I’ve been plowing through books lately, too fast to add them all to the ‘Books I am Reading’ column. Maybe it’s the springtime weather. Here’s what I’ve been reading.
I finished My Cold War by Tom Piazza last week, and found it wonderful. It’s the story of John Delano, a history professor at a small New England school. He teaches what others call “history mcnuggets”, gimmicky glimpses of the surface of history. That’s what his whole life has been, though, surface only. A part of him shut down and never woke up. At one point of the book, he sets off to see his estranged brother, with whom he hasn’t spoken in 8 years. Delano spends the drive to see him narrating it as he goes along, as if he were observing, rather than experiencing. Piazza has a wonderful eye for the nuances of people. He can penetrate to the heart of a person with a few simple words. This was a great book and I can’t wait to read what Piazza writes next.
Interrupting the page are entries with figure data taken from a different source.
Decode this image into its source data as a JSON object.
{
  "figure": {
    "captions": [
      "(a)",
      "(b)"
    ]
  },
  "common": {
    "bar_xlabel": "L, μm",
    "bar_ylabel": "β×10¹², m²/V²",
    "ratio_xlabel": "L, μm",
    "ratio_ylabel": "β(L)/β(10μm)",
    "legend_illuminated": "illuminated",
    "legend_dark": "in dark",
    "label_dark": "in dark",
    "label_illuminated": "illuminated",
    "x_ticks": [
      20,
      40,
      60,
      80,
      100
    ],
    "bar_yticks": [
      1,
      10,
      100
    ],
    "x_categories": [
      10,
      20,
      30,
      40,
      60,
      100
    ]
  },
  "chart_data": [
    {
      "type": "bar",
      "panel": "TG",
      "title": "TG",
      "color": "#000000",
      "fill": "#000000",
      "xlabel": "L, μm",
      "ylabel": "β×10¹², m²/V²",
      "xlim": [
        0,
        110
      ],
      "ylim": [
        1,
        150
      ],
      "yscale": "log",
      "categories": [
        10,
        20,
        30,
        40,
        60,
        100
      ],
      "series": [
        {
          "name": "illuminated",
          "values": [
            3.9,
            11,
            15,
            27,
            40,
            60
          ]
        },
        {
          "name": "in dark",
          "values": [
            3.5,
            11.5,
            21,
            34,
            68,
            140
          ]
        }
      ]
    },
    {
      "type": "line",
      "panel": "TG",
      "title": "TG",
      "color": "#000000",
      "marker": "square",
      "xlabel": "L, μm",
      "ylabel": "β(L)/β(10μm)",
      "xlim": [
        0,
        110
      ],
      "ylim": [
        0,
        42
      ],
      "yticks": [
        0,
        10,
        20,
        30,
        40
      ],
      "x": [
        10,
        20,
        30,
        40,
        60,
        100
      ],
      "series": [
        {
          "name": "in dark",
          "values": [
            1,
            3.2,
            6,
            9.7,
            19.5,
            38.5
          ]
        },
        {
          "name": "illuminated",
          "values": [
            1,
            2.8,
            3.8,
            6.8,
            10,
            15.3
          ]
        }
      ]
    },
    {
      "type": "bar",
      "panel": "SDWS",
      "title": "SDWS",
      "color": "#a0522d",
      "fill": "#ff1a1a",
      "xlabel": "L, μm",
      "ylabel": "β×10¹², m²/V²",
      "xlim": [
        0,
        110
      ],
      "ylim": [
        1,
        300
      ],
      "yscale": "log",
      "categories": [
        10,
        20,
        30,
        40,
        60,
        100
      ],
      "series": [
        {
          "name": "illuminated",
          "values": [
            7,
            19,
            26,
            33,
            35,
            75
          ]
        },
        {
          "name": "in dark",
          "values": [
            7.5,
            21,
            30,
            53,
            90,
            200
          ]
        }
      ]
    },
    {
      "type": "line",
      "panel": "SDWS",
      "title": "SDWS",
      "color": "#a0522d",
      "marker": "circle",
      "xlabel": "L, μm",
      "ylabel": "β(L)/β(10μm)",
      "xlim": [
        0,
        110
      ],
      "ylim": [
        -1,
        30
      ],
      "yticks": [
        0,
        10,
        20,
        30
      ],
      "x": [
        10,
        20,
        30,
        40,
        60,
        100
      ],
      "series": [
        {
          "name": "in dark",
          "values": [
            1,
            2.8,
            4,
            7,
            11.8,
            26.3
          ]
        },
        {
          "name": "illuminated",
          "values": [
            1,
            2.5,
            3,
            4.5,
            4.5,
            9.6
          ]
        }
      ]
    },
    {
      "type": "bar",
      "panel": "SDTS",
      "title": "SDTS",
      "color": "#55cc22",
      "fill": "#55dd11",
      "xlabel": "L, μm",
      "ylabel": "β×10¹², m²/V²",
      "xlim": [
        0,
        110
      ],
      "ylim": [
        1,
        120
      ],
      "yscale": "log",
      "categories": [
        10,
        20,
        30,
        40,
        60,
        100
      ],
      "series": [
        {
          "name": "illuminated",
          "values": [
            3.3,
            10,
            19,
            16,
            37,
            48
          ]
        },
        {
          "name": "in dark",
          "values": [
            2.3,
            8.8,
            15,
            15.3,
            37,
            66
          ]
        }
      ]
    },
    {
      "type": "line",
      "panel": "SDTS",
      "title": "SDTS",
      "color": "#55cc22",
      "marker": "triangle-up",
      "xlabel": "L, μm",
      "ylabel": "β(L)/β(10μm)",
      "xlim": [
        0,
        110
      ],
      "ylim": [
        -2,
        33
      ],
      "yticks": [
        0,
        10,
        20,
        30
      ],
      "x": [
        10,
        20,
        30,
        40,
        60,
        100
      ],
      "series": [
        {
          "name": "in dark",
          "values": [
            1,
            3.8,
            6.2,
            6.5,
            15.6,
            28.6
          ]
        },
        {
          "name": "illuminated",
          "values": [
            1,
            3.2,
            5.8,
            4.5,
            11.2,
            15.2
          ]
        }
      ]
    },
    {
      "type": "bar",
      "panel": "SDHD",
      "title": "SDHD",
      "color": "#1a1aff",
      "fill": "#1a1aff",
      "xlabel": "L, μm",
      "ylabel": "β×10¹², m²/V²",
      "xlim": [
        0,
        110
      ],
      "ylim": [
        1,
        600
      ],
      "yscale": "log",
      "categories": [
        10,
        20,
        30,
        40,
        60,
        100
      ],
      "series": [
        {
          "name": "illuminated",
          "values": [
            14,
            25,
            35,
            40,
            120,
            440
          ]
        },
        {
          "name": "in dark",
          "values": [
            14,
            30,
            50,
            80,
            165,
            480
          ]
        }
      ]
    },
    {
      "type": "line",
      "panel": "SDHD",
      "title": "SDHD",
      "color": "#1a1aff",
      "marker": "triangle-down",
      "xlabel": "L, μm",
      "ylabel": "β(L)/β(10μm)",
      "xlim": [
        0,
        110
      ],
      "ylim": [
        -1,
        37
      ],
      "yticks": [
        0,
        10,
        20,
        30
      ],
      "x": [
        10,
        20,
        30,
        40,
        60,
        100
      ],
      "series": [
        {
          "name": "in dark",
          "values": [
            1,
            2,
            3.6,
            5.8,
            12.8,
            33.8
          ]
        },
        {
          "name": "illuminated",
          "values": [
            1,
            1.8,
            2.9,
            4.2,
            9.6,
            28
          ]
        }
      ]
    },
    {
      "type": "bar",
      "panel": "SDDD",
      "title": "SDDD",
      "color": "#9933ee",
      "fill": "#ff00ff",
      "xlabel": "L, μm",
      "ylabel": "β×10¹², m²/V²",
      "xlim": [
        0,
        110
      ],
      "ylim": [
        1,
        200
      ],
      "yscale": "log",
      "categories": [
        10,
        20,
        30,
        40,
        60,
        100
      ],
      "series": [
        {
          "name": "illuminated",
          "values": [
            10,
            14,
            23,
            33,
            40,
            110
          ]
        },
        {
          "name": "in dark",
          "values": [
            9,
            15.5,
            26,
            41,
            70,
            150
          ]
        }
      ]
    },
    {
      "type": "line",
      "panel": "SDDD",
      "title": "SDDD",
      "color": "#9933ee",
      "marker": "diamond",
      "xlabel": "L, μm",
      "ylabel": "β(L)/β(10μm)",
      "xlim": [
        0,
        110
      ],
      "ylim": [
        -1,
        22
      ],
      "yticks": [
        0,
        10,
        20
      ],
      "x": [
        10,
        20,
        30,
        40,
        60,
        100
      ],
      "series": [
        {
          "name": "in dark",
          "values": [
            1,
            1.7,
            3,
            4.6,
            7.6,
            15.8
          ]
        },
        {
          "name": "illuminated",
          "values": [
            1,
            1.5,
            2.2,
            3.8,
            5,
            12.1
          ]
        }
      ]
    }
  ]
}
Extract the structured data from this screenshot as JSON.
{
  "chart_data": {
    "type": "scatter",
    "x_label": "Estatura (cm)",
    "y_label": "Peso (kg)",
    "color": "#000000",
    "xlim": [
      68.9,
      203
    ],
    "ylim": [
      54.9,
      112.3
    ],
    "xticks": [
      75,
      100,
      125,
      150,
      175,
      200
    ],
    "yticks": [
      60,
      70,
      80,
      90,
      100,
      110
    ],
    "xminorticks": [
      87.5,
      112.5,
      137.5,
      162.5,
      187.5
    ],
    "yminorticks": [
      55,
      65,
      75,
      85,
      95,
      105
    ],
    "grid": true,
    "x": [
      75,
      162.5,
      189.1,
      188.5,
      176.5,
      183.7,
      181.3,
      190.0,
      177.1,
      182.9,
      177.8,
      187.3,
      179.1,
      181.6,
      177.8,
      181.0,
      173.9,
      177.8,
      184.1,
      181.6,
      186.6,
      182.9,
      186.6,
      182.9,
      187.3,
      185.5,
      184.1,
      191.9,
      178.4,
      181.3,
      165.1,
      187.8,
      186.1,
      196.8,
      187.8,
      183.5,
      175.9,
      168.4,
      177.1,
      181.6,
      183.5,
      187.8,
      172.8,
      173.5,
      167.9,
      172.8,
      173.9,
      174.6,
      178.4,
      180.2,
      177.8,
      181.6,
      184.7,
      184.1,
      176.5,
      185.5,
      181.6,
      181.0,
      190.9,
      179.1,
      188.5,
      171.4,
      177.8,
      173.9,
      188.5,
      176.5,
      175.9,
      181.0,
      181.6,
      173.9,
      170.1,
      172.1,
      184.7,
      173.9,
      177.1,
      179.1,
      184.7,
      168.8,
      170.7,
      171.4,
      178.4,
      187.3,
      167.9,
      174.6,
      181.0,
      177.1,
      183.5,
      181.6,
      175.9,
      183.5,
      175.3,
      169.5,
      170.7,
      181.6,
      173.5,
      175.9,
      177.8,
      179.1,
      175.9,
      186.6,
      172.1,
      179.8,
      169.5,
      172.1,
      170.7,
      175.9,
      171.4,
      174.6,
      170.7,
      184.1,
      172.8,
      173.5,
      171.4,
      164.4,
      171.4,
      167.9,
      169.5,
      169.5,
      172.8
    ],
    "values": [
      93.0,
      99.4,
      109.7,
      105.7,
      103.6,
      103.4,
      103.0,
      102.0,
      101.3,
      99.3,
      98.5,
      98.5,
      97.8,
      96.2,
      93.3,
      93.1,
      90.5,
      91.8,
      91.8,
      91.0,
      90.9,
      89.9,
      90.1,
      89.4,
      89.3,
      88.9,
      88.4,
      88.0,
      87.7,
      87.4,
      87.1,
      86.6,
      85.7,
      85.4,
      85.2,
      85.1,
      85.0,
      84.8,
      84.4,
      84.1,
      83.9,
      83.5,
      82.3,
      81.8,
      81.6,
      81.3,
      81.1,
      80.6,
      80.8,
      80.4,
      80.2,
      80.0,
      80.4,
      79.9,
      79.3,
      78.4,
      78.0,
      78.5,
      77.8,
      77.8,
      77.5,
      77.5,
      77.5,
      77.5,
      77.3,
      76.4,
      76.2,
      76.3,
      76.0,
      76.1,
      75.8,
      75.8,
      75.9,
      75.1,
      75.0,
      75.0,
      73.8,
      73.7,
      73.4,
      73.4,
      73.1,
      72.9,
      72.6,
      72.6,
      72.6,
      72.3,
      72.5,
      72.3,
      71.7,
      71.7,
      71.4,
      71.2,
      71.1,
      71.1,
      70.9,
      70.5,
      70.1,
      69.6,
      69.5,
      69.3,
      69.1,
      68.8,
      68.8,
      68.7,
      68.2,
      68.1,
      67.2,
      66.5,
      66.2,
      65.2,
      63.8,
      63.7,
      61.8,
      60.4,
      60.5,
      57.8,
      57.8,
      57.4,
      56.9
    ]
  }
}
Then I picked up a book that has been sitting on my shelf at work for some time, Hosack’s Folly: A Novel of Old New York by Gillen D’Arcy Wood. I always enjoy a good historical novel, so I was ready to immerse myself in some Old New York. Set in the 1820s in Manhattan, Wood follows a cast of characters that include: Dr. David Hosack, the doctor who attended Alexander Hamilton during the fatal duel with Aaron Burr, runs Columbia Medical School and Bellevue Hospital; Arthur Dash, young assistant to Hosack; his fiancée Vera Laidlaw and her father, an extremely wealthy man; Virginia Casey, a young woman wishing she could breakout of her staid life; and her father, Eamonn Casey, an Irish man whose risen from poverty to run the Herald newspaper. About to launch himself into politics, he has teamed up with an architect with a scheme to build an aqueduct. Fresh water will improve the lives of everyone, and then get him more votes. The plot unfolds as a ship laden with yellow fever makes it into the docks and politics rather than common sense influences the reaction. With this cast of characters and history, the book had much potential, but Wood wastes them with a more generic plot. Albert Dash, the young handsome doctor and botanist, and Virginia, the young woman secretly in love with Dash, have several scenes out of a bad tv movie.
“I have heard of absinthe as a drink, taken for pleasure,” she said, daring to interrupt him.
Albert frowned at her. “For pleasure? I think no. The wormwood is a bitter flower.”
Yes, you have brought me a bitter flower, she thought.
There’s too much cliché throughout the book. Plus it ends rather predictably, even though Wood makes the effort for a surprise ending.
After my disappointment with Hosack’s Folly, Mark Spragg’s An Unfinished Life seemed the perfect antidote. An uncomplicated tale, 70 year old Einar Gilkyson lives on a ranch with his aging best friend Mitch, an invalid mauled by a bear. He reluctantly takes in his daughter-in-law and the granddaughter he never knew he had when they show up unannounced one day. Jean and her daughter Griff fleeing Jean’s abusive boyfriend arrive in Wyoming when they have no place else to turn. Jean had fallen asleep at the wheel, rolling it, killing Einar’s son Griff, an event she has never forgiven herself for. Whereas I enjoyed the pace and simple prose, the book ultimately feels just a bit too thin, though its still a beautiful book. The character’s flaws to be overcome, and even Einar’s gruffness with the heart of gold underneath feel too neat in places. But Griff is the best part of this book. Spragg outdoes himself, writing affecting scenes as Griff tries to win over her grandfather. The plain, clear writing evoke the landscape of Wyoming, leaving the reader with the impression of land as its own character in this novel.